Anecdotally, however, from our experience, not every yishuv/moshav is a homogeneous mass. That’s kind of impossible, given that people change constantly, values shift and children are often of a different mind than their parents. And there are those moshavim like Sde Ilan where the criteria are broad yet satisfyingly limiting for our comfort level: Are you an amiable sort? Will you be keeping kosher and observing Shabbat? Yalla, let’s hang out for hours at the park and grumble about the price that wholesalers are paying for our nectarines while our kids dictate the goings-on of the moshav.


Getting accepted is the easy part. It’s what comes after — for families that buy nachalot (farmland on which you’ll build your house or move into the preexisting house) — which proves far more logistically daunting.


The bylaws of our moshav (and many moshavim/yishuvim throughout the country) require us to actually live on the moshav for half a year before officially being voted in as a chaver (member) of the agudat hachakla’im (I like to translate this as the “farmers’ guild;” it’s the term for the collective of owners of agricultural tracts). To own a nachala means to belong to the agudat hachakla’im — which also means that you are the proud joint-manager of the moshav’s communal farmland, and have an equal say along with the other moshav farmers of what to do with it (Yes, you also have an equal share of its annual profits.)  


Were we to have bought a house in the moshav’s harchava (newly-established extension of the moshav, an growth initiative adopted by many yishuvim/moshavim to help the community stay vibrant in its population and financial health by selling plots of moshav land to mostly young families so they can build their own homes), then we would not need to be voted into the agudat hachakla’im and would not need to undergo the six-month “trial period” before actually building our home. If we weren’t planning on living on a nachala, we could have moved right into a home that we bought or built, suffering only from virtual suffocation in the first few weeks by mountains of chocolate cakes and kindness.

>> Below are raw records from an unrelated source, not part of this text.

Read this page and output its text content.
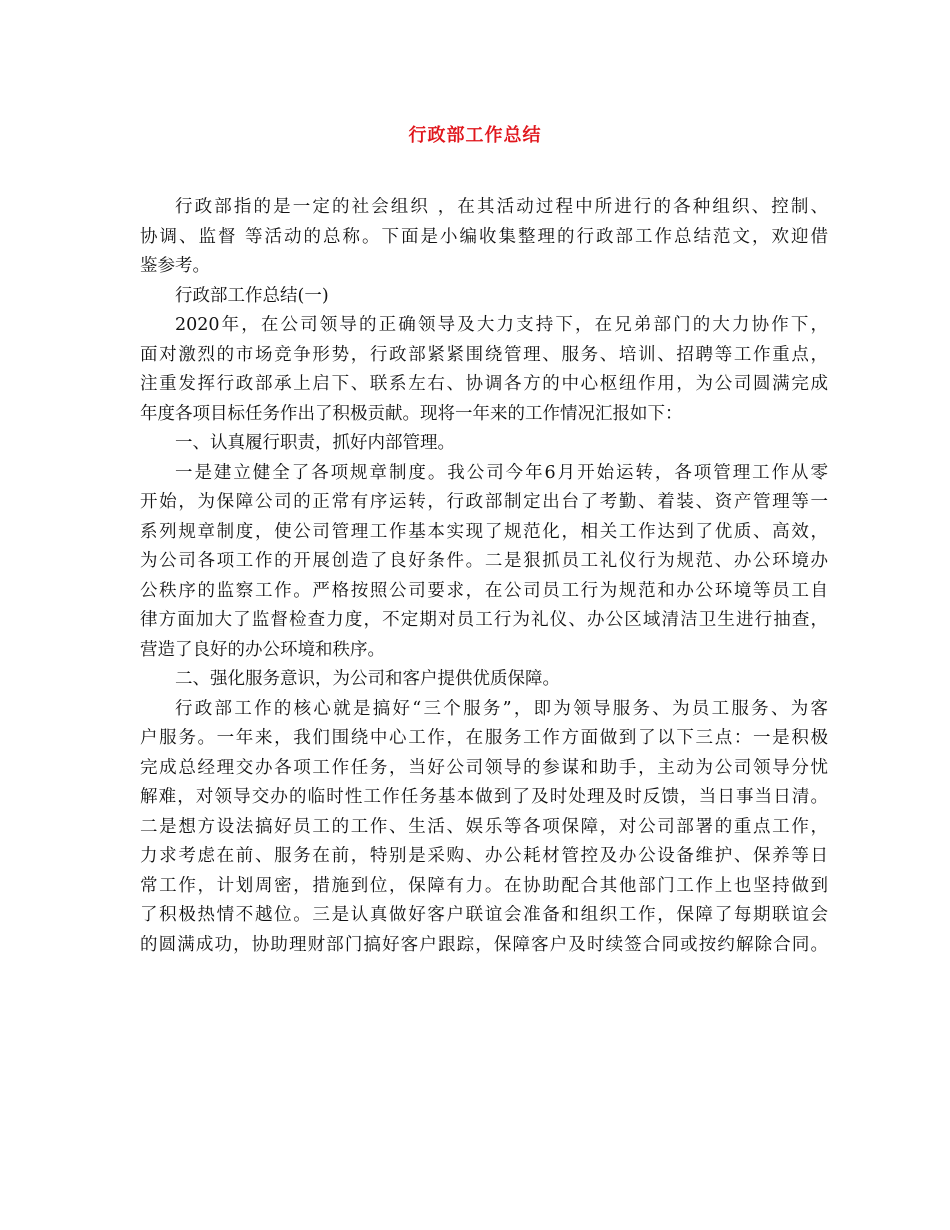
行政部工作总结
行政部指的是一定的社会组织 ，在其活动过程中所进行的各种组织、控制、
协调、监督 等活动的总称。下面是小编收集整理的行政部工作总结范文，欢迎借
鉴参考。
行政部工作总结(一)
2020年，在公司领导的正确领导及大力支持下，在兄弟部门的大力协作下，
面对激烈的市场竞争形势，行政部紧紧围绕管理、服务、培训、招聘等工作重点，
注重发挥行政部承上启下、联系左右、协调各方的中心枢纽作用，为公司圆满完成
年度各项目标任务作出了积极贡献。现将一年来的工作情况汇报如下：
一、认真履行职责，抓好内部管理。
一是建立健全了各项规章制度。我公司今年6月开始运转，各项管理工作从零
开始，为保障公司的正常有序运转，行政部制定出台了考勤、着装、资产管理等一
系列规章制度，使公司管理工作基本实现了规范化，相关工作达到了优质、高效，
为公司各项工作的开展创造了良好条件。二是狠抓员工礼仪行为规范、办公环境办
公秩序的监察工作。严格按照公司要求，在公司员工行为规范和办公环境等员工自
律方面加大了监督检查力度，不定期对员工行为礼仪、办公区域清洁卫生进行抽查，
营造了良好的办公环境和秩序。
二、强化服务意识，为公司和客户提供优质保障。
行政部工作的核心就是搞好“三个服务”，即为领导服务、为员工服务、为客
户服务。一年来，我们围绕中心工作，在服务工作方面做到了以下三点：一是积极
完成总经理交办各项工作任务，当好公司领导的参谋和助手，主动为公司领导分忧
解难，对领导交办的临时性工作任务基本做到了及时处理及时反馈，当日事当日清。
二是想方设法搞好员工的工作、生活、娱乐等各项保障，对公司部署的重点工作，
力求考虑在前、服务在前，特别是采购、办公耗材管控及办公设备维护、保养等日
常工作，计划周密，措施到位，保障有力。在协助配合其他部门工作上也坚持做到
了积极热情不越位。三是认真做好客户联谊会准备和组织工作，保障了每期联谊会
的圆满成功，协助理财部门搞好客户跟踪，保障客户及时续签合同或按约解除合同。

But our path (and others here as well, as we’re discovering among some of the other newbies to the moshav) is more complicated. You can either rent an empty house on the moshav for half a year (if you’re lucky enough to find one) and then start building on your land once you’re voted in, or you can plunk down a caravan or three on your land and live in it for that half year. We couldn’t wrap our heads around what the latter option would entail, so here we are in a rental for the time being, waiting patiently for these six months to pass. Our neighbors a few nachalot down chose the caravan option, and they have a very colorful menagerie of structures in place for the time being as their house plans get approved.


For those interested in living in a moshav and/or owning a farm in Israel, don’t let the long (and sometimes frustrating) process kill the dream before it even starts. As with everything, a jolly attitude and willingness to work within the rules goes a long way to getting what you want.


Next installment of the Tachlis series: Long-Term Storage of Your Stuff in the Interim Period

2 Replies to “Tachlis #1: The Acceptance Process”

  1. This was actually quite informative, thank you.

    Would one, in theory, be allowed to build a castle/estate house on their plot to go with the farm?

    1. As long as it’s on the area of the plot designated for the home and not on the land designated for agricultural development, and as long as the structure conforms to the building code (which defines permitted size, distance from borders, etc), yes.